Д о б р о в о л ь н а я и с п о в е д ь. Я люблю сыграть в карты с солидными людьми, задать прием, путешествовать... Я люблю молчаливых и рукастых мужчин, крепкие и ароматные напитки, дурманные табаки, острые приправы, пронзительную музыку, яркие краски, импортные вещи... Порочная я, да? А с кем вы меня сравниваете – с ткачихой? Вот если бы ткачиха имела мои возможности, а она бы пошлепала к станку, тогда я бы первая сказала: святая женщина. Вернее – святая дура.
Лида сразу же позвонила Вадиму. Потом он дважды звонил ей. Потом случайно позвонил Гостинщиков. Потом позвонил Сергей. А потом она села к окну...
Потух в открестных домах свет. Фары запоздалых машин отполосовали стены бегущими тенями. Последний трамвай увез с заквартального проспекта последний грозовой сполох. Какой-то зеленый круг, долго дрожавший за крышей ближнего дома, поголубел и растаял. Двор, как темная яма, как черное и подслеповатое чудовище с глазами-лампочками у подъездов, привалился своей спиной к оконному стеклу. Теперь Лида жила только звуками, редкими и какими-то затерянными в этой осенней ночи...
Там, на заквартальном проспекте, отгремел бессонный грузовик. Неуверенно – еще на научились – прошумели во дворе подросшие за лето березки... Человек прошел и хлопнул дверью – подгулял, с работы или просто так, опоздал? Где-то и что-то упало – в ночи все падает. Где-то и что-то вздохнуло – в ночи всегда вздыхает, а может, это вздыхает сама ночь... Вода стучит по железу карниза... Крупные капли бьют в стекло, плющатся и сбегают вниз разветвленно и быстро, как молнии. Крупные капли бьют в стекло и попадают ей на глаза. Как же они его пробивают?.. Это же против законов физики. Но глаза мокрые...
Господи, что с ним? Где он? Сережа, что с тобой и где ты?..
Она сжала ладонями голову и закачалась, издавая бессмысленный и протяжный звук, который лег на эту непроглядную ночь бедой. Она не плакала, не пела и не кричала – она стонала, как это умеет русская баба, и в этом кладбищенском стоне были и слезу, и песни, и крик. Сколько – час, два?
Наверху что-то стукнуло. Она умолкла, как спугнутая птица. Разбудила соседа... Но сосед пустил на кухне воду. Хлопнула дверь парадной, второй... На заквартальном проспекте уже стоял неокрепший шумок. Казалось бы только что потухшие окна загорелись вновь. Неужели люди уже выспались? Неужели утро? И тогда она увидела, что мокрый и плотный воздух за стеклом побелел как бумага.
Лида вскочила со стула, догадавшись, что уже часов восемь. Она сделала несколько коротких и ненужных пробежек, разрываясь между ванной, платяным шкафом и телефоном. Она спешила. Надо позвонить. Но кому? Нет, надо идти. Но куда? Боже, все-таки надо умыться. И сколоть волосы хотя бы в пучок. Ах, при чем тут зонтик...
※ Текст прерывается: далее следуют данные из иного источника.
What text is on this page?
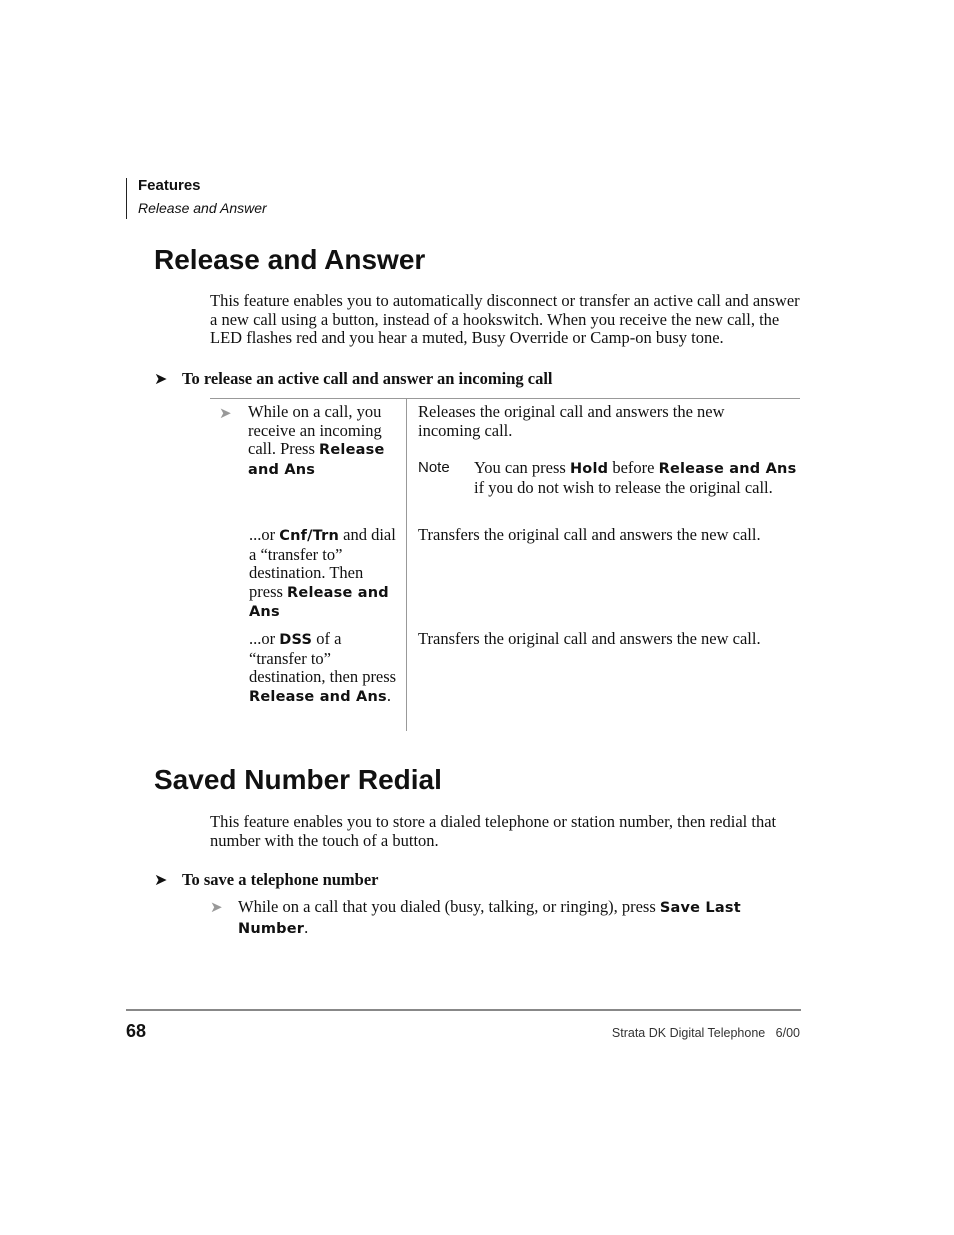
Features
Release and Answer
Release and Answer
This feature enables you to automatically disconnect or transfer an active call and answer a new call using a button, instead of a hookswitch. When you receive the new call, the LED flashes red and you hear a muted, Busy Override or Camp-on busy tone.
➤ To release an active call and answer an incoming call
➤ While on a call, you receive an incoming call. Press Release and Ans
Releases the original call and answers the new incoming call.
Note You can press Hold before Release and Ans if you do not wish to release the original call.
...or Cnf/Trn and dial a “transfer to” destination. Then press Release and Ans
Transfers the original call and answers the new call.
...or DSS of a “transfer to” destination, then press Release and Ans.
Transfers the original call and answers the new call.
Saved Number Redial
This feature enables you to store a dialed telephone or station number, then redial that number with the touch of a button.
➤ To save a telephone number
➤ While on a call that you dialed (busy, talking, or ringing), press Save Last Number.
68	Strata DK Digital Telephone   6/00
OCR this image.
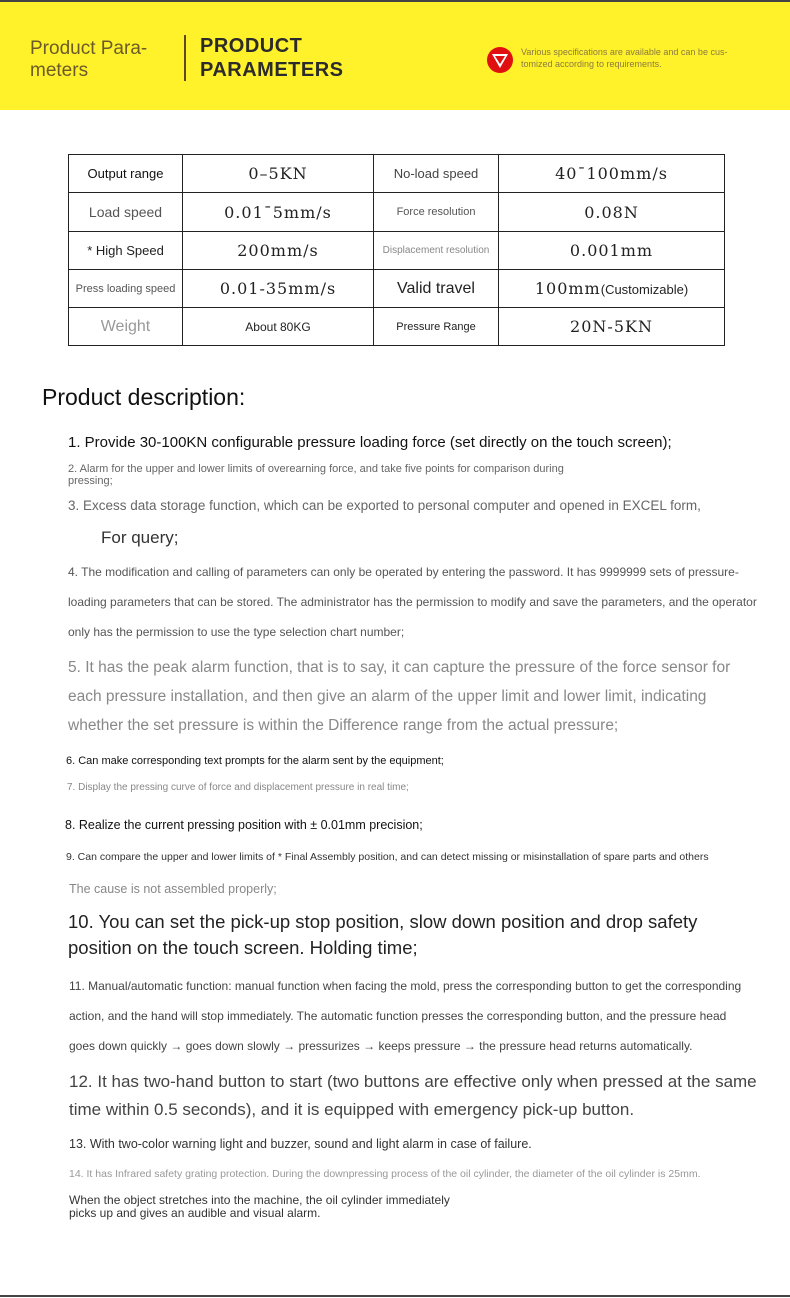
Product Para-
meters
PRODUCT
PARAMETERS
Various specifications are available and can be cus-
tomized according to requirements.
Output range	0–5KN	No-load speed	40¯100mm/s
Load speed	0.01¯5mm/s	Force resolution	0.08N
* High Speed	200mm/s	Displacement resolution	0.001mm
Press loading speed	0.01-35mm/s	Valid travel	100mm(Customizable)
Weight	About 80KG	Pressure Range	20N-5KN
Product description:
1. Provide 30-100KN configurable pressure loading force (set directly on the touch screen);
2. Alarm for the upper and lower limits of overearning force, and take five points for comparison during pressing;
3. Excess data storage function, which can be exported to personal computer and opened in EXCEL form,
For query;
4. The modification and calling of parameters can only be operated by entering the password. It has 9999999 sets of pressure-loading parameters that can be stored. The administrator has the permission to modify and save the parameters, and the operator only has the permission to use the type selection chart number;
5. It has the peak alarm function, that is to say, it can capture the pressure of the force sensor for each pressure installation, and then give an alarm of the upper limit and lower limit, indicating whether the set pressure is within the Difference range from the actual pressure;
6. Can make corresponding text prompts for the alarm sent by the equipment;
7. Display the pressing curve of force and displacement pressure in real time;
8. Realize the current pressing position with ± 0.01mm precision;
9. Can compare the upper and lower limits of * Final Assembly position, and can detect missing or misinstallation of spare parts and others
The cause is not assembled properly;
10. You can set the pick-up stop position, slow down position and drop safety position on the touch screen. Holding time;
11. Manual/automatic function: manual function when facing the mold, press the corresponding button to get the corresponding action, and the hand will stop immediately. The automatic function presses the corresponding button, and the pressure head goes down quickly → goes down slowly → pressurizes → keeps pressure → the pressure head returns automatically.
12. It has two-hand button to start (two buttons are effective only when pressed at the same time within 0.5 seconds), and it is equipped with emergency pick-up button.
13. With two-color warning light and buzzer, sound and light alarm in case of failure.
14. It has Infrared safety grating protection. During the downpressing process of the oil cylinder, the diameter of the oil cylinder is 25mm.
When the object stretches into the machine, the oil cylinder immediately picks up and gives an audible and visual alarm.
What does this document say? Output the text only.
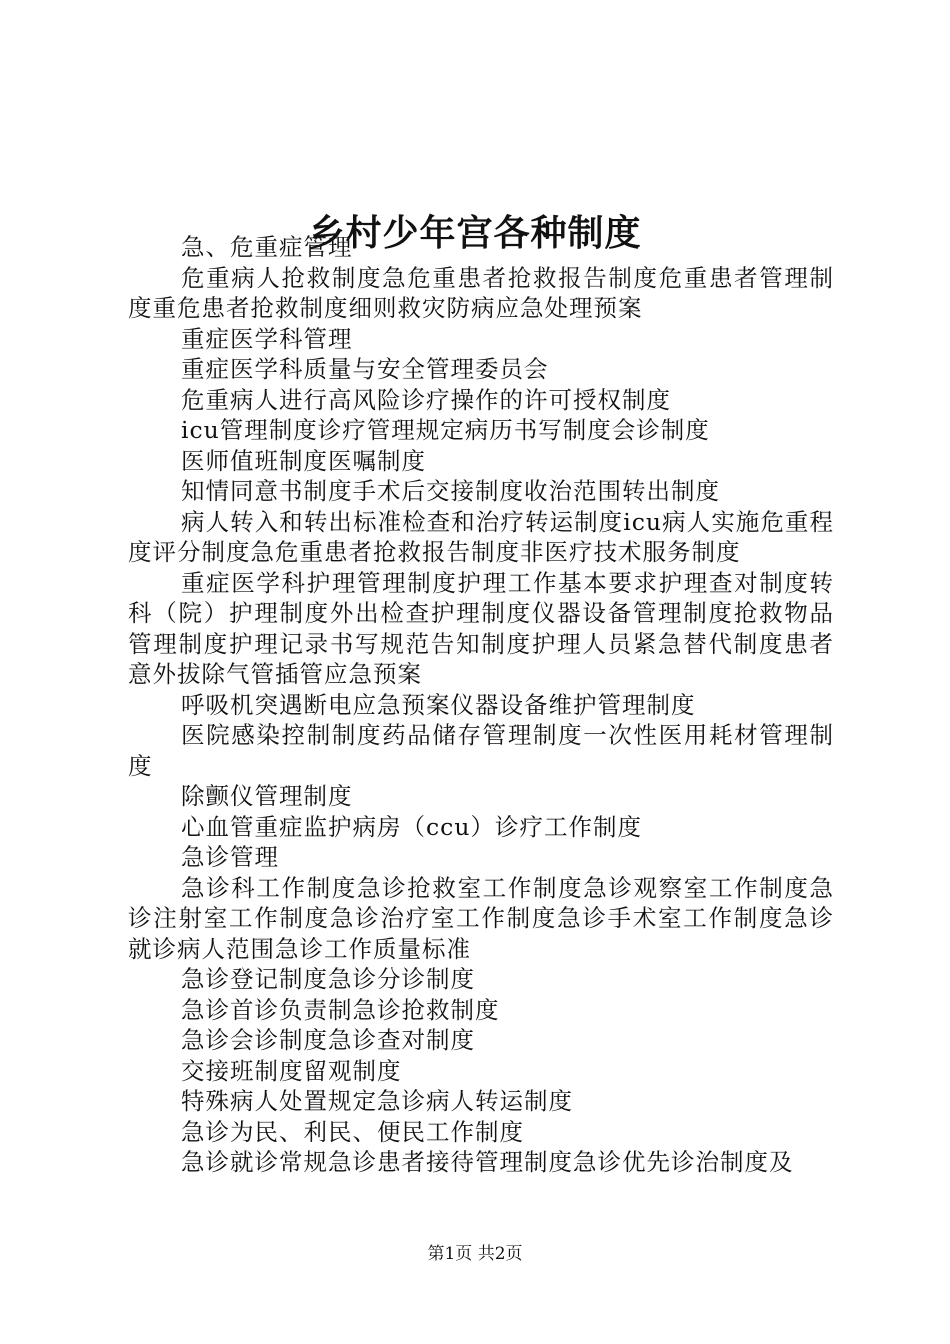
乡村少年宫各种制度

急、危重症管理

危重病人抢救制度急危重患者抢救报告制度危重患者管理制度重危患者抢救制度细则救灾防病应急处理预案

重症医学科管理

重症医学科质量与安全管理委员会

危重病人进行高风险诊疗操作的许可授权制度

icu管理制度诊疗管理规定病历书写制度会诊制度

医师值班制度医嘱制度

知情同意书制度手术后交接制度收治范围转出制度

病人转入和转出标准检查和治疗转运制度icu病人实施危重程度评分制度急危重患者抢救报告制度非医疗技术服务制度

重症医学科护理管理制度护理工作基本要求护理查对制度转科（院）护理制度外出检查护理制度仪器设备管理制度抢救物品管理制度护理记录书写规范告知制度护理人员紧急替代制度患者意外拔除气管插管应急预案

呼吸机突遇断电应急预案仪器设备维护管理制度

医院感染控制制度药品储存管理制度一次性医用耗材管理制度

除颤仪管理制度

心血管重症监护病房（ccu）诊疗工作制度

急诊管理

急诊科工作制度急诊抢救室工作制度急诊观察室工作制度急诊注射室工作制度急诊治疗室工作制度急诊手术室工作制度急诊就诊病人范围急诊工作质量标准

急诊登记制度急诊分诊制度

急诊首诊负责制急诊抢救制度

急诊会诊制度急诊查对制度

交接班制度留观制度

特殊病人处置规定急诊病人转运制度

急诊为民、利民、便民工作制度

急诊就诊常规急诊患者接待管理制度急诊优先诊治制度及

第1页 共2页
Она выскочила во двор, растерянно оглядывая его неясные очертания. Ночной дождь теперь оседал туманом. Ей показалось, что от маленьких березок, где туман был гуще, отошло плотное облако и поплыло к ней, принимая вид человеческой фигуры.
– Вас встречают тонкие березки и толстый дуб, – улыбнулся Петельников.
– Давно стоите?
– Не раньше, чем у вас загорелся свет. Если только он гас...
– Вадим, почему вы улыбаетесь? – бессильно спросила она.
– А разве что-нибудь случилось? – удивился он.
Лида не ответила, стараясь вникнуть в его слова, казавшиеся ей непонятными и потому страшными.
– Сергея увели, чтобы выяснить некоторые обстоятельства. Эх, интеллигенция... Только бы им шляпы носить с очками. Почему я такой крепкий? Потому что меня в жизни сажали, били, топили, кантовали и даже оскорбляли...
Она опять не ответила, вглядываясь в улыбку, размазанную по его лицу.
– Улыбаюсь, потому что предстоит борьба. А счастье в борьбе.
– Счастье в любви и покое...
– Да вернется ваш Сергей живой и в очках. И вы обнимете его, как говорят, в районе грудной клетки.